Но, как вижу я с большим прискорбием, бунтовщики никак не унимаются, хоть и пожидели основательно их гнусные ряды. Всё беда в том, что мелкая и средняя шляхта в Царстве Польском поддерживает этих негодяев, засылаемых Заливским, хоть число сих возмутителей спокойствия и редеет ощутимо.
И покамест в европах действует хотя бы один польский разбойник, здесь, в Царстве Польском, многие смотрят на него с нескрываемою надеждою.
Пропаганда бунтовщическая не устаёт делать заговоры, так что варшавское правительство, к коему и я принадлежу, не должно уставать открывать заговоры и наказывать бунты.
Мелкие шайки, засылаемые негодяем Заливским, прорываются к нам постоянно.
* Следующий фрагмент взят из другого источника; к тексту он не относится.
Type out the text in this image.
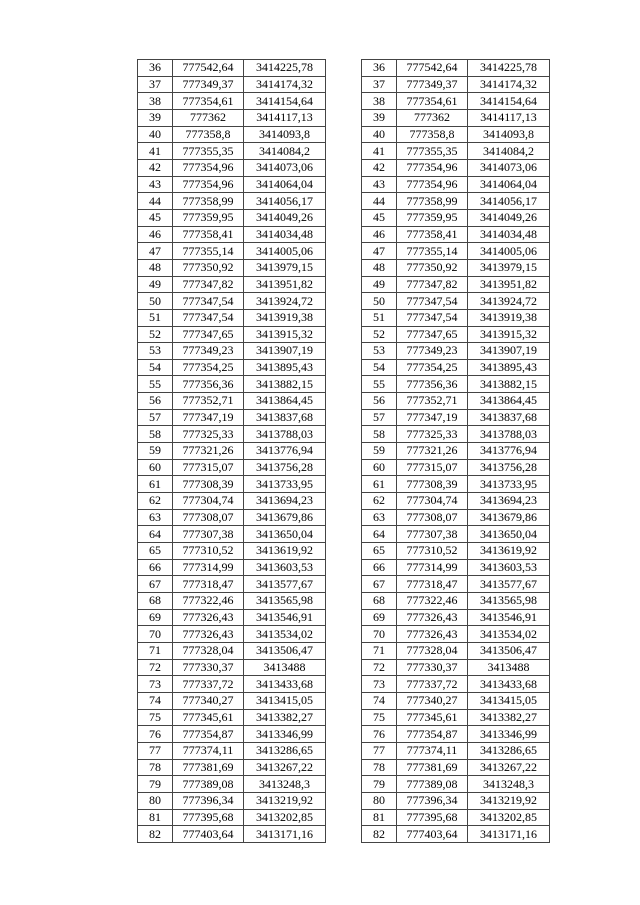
36	777542,64	3414225,78
37	777349,37	3414174,32
38	777354,61	3414154,64
39	777362	3414117,13
40	777358,8	3414093,8
41	777355,35	3414084,2
42	777354,96	3414073,06
43	777354,96	3414064,04
44	777358,99	3414056,17
45	777359,95	3414049,26
46	777358,41	3414034,48
47	777355,14	3414005,06
48	777350,92	3413979,15
49	777347,82	3413951,82
50	777347,54	3413924,72
51	777347,54	3413919,38
52	777347,65	3413915,32
53	777349,23	3413907,19
54	777354,25	3413895,43
55	777356,36	3413882,15
56	777352,71	3413864,45
57	777347,19	3413837,68
58	777325,33	3413788,03
59	777321,26	3413776,94
60	777315,07	3413756,28
61	777308,39	3413733,95
62	777304,74	3413694,23
63	777308,07	3413679,86
64	777307,38	3413650,04
65	777310,52	3413619,92
66	777314,99	3413603,53
67	777318,47	3413577,67
68	777322,46	3413565,98
69	777326,43	3413546,91
70	777326,43	3413534,02
71	777328,04	3413506,47
72	777330,37	3413488
73	777337,72	3413433,68
74	777340,27	3413415,05
75	777345,61	3413382,27
76	777354,87	3413346,99
77	777374,11	3413286,65
78	777381,69	3413267,22
79	777389,08	3413248,3
80	777396,34	3413219,92
81	777395,68	3413202,85
82	777403,64	3413171,16
36	777542,64	3414225,78
37	777349,37	3414174,32
38	777354,61	3414154,64
39	777362	3414117,13
40	777358,8	3414093,8
41	777355,35	3414084,2
42	777354,96	3414073,06
43	777354,96	3414064,04
44	777358,99	3414056,17
45	777359,95	3414049,26
46	777358,41	3414034,48
47	777355,14	3414005,06
48	777350,92	3413979,15
49	777347,82	3413951,82
50	777347,54	3413924,72
51	777347,54	3413919,38
52	777347,65	3413915,32
53	777349,23	3413907,19
54	777354,25	3413895,43
55	777356,36	3413882,15
56	777352,71	3413864,45
57	777347,19	3413837,68
58	777325,33	3413788,03
59	777321,26	3413776,94
60	777315,07	3413756,28
61	777308,39	3413733,95
62	777304,74	3413694,23
63	777308,07	3413679,86
64	777307,38	3413650,04
65	777310,52	3413619,92
66	777314,99	3413603,53
67	777318,47	3413577,67
68	777322,46	3413565,98
69	777326,43	3413546,91
70	777326,43	3413534,02
71	777328,04	3413506,47
72	777330,37	3413488
73	777337,72	3413433,68
74	777340,27	3413415,05
75	777345,61	3413382,27
76	777354,87	3413346,99
77	777374,11	3413286,65
78	777381,69	3413267,22
79	777389,08	3413248,3
80	777396,34	3413219,92
81	777395,68	3413202,85
82	777403,64	3413171,16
И чем мельче они (крупные-то мы уничтожили), тем труднее их изловить. А с переездом в Дрезден, Заливский, этот на всё способный безумец и неумный ещё, надеется усилить натиск.
В общем, боюсь я, родная, что придётся отправляться тебе в Дрезден, но, безо всякого сумнения, вначале ты отдохнёшь в Варшаве и понежимся мы всласть, и вполне успеешь полюбоваться на новые свои побрякушки, и увидишь, что они совершенно дивные.
Да, милая, ты будешь долго смеяться. Поразительно всё-таки, насколько здешняя варшавская публика уверилась, что ты теперь горой стоишь за поляков, и не просто за поляков, а ещё и за идею «великой Польши».